Watching Obama's Iowa victory speech:
...But what I'm looking at here is different than the '88 election. Jesse had done surprisingly well, considering. But pulling off the Iowa shit that Obama did last night? A state with a 2.3% Black population and a 94% white majority? Oh, no. This was some “next-level” stuff I was watching. It took an eternity for Obama to get to the mic to speak, and in that eternity, I felt the muscles in my neck tense up...

...I found I couldn't really absorb or analyze the speech as I'd have liked. I was too busy checking out cameras in the crowd held aloft, and wondering about security. “Jesus, he gets so many people at his events! How the fuck is he gonna secure the venues? Ohhhhh man...”

...The phone rang, jarringly.

“Hello?”, I ask.

“You watching this?”, my friend “D” asked quietly.

“Yeah.”

“You think he's wearin' a vest?

A long beat from me. “Well...I'm sure he's got Secret Service protection.”

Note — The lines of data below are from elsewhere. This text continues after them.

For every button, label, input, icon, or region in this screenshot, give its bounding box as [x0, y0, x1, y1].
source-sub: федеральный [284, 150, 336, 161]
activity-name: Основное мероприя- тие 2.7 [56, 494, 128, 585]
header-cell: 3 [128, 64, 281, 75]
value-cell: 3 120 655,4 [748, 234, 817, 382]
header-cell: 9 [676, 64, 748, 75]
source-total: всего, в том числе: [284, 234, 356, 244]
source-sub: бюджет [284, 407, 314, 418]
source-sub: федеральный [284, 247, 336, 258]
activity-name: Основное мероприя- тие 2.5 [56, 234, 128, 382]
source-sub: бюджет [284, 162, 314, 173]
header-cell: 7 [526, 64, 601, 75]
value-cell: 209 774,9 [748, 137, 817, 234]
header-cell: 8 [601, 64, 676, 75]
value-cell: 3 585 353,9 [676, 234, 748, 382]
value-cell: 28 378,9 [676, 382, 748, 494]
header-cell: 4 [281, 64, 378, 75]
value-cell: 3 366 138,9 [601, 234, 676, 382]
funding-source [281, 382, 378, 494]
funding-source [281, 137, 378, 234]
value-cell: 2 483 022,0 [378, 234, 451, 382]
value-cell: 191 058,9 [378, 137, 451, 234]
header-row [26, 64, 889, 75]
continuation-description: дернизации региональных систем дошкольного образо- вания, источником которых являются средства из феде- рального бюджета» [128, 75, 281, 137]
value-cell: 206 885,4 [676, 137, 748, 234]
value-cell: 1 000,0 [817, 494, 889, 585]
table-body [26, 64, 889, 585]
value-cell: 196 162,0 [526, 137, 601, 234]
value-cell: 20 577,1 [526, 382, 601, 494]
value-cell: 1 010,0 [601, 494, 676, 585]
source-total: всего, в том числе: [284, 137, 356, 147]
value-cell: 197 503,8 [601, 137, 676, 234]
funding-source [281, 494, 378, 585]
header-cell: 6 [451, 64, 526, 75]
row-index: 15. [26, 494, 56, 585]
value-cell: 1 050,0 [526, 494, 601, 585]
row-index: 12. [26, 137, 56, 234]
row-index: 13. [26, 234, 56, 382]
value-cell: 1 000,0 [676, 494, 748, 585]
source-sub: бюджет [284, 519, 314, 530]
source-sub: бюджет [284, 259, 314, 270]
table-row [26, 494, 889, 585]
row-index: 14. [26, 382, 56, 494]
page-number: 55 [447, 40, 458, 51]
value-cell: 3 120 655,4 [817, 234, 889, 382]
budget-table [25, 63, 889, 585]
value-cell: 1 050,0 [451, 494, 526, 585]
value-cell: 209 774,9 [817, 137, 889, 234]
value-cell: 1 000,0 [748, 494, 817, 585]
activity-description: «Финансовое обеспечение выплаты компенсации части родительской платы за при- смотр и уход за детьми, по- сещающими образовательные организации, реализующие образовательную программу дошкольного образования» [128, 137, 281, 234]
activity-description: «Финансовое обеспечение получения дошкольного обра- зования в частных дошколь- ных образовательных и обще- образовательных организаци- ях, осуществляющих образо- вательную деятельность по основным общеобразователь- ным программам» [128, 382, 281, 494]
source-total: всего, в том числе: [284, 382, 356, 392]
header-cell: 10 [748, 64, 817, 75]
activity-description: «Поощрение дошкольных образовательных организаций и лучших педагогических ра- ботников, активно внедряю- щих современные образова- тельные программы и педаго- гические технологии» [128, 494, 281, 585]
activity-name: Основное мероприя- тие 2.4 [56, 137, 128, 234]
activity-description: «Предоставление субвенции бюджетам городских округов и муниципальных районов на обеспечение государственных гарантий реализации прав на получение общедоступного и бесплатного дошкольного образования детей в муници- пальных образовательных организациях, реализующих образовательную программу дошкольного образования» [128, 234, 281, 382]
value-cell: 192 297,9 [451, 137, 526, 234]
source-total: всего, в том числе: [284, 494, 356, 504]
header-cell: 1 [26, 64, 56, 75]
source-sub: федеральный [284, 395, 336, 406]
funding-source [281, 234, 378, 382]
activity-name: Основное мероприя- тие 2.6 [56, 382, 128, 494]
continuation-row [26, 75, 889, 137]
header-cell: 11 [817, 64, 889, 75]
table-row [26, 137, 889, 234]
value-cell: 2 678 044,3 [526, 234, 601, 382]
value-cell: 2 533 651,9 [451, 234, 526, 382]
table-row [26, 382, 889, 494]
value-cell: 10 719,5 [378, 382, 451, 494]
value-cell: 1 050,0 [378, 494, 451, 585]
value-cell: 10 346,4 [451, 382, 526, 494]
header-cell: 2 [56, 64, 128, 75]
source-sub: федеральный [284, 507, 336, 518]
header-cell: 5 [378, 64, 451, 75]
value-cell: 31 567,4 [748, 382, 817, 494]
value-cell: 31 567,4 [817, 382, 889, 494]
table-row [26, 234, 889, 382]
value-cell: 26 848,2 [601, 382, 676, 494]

“Is he wearin' a vest to protect himself against those motherfuckers?“

“Well, if he didn't before tonight, he will be by tomorrow”, I replied.
This is a long, thoughtful post, well worth reading. It's a vivid glimpse into what a friend of mine calls "educated paranoia":
We have developed an unfortunate Pavlovian response to the repeated sight of our best and brightest being blown away like so many dandelion bits in the wind.

We have our moments of pride, and then...then, those uncontrollable palpitations. Worrying about when the ax will fall. Or the grenade. Or the bullet's sharp crack, the diving security and guests, and the inevitable cut to a shocked newsroom.